On 11/25/20 11:18 AM, Tom Lane wrote:
> Mats Julian Olsen <mats@duneanalytics.com> writes:
>> I've got some more numbers here:
>> ...
>> To me this does indicate some sort of networking issue, but I'm
>> wondering if INSERTs are treated differently than SELECTs in
>> postgres_fdw? The only feasibly explanation I have is that postgres_fdw
>> does many more network calls for INSERT than for SELECT, e.g. something
>> like 1 for SELECT and `n` for INSERT?
>
> I don't have the code in front of me, but from memory, postgres_fdw
> will issue an INSERT statement to the remote for each row it has to
> insert.
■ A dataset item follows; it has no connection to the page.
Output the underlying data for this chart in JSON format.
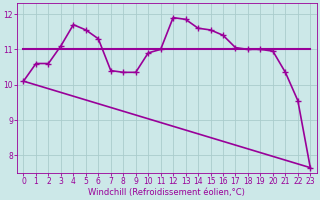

Maybe you are indeed just dealing with spectacularly bad
> network round trip times.
>
> You could try turning on log_statement and/or log_duration on the
> remote to see if that sheds any more light about how much time is
> spent executing each insertion vs. the network delay.
>
> There's been some recent discussion about teaching postgres_fdw to
> batch insertions, which would likely be helpful in your situation.
> I don't know how close that is to committable, but in any case
> it couldn't see the light of day earlier than v14. In the meantime,
> if you're sufficiently desperate maybe you could switch to using
> dblink with manually-issued multi-row INSERTs. (This needn't
> preclude continuing to access the table with postgres_fdw when
> that's suitable.)
So even if Mats where to break this query:
INSERT INTO foreign.labels (address, labels)
SELECT address_id, ARRAY_AGG(name) AS labels
FROM labels
GROUP BY 1
LIMIT 100;
down into something like this:
INSERT INTO foreign.labels (address, labels)
VALUES (), (), (), ();
postgres_fdw would send it as individual INSERTs?
>
> regards, tom lane
>
--
Adrian Klaver
adrian.klaver@aklaver.com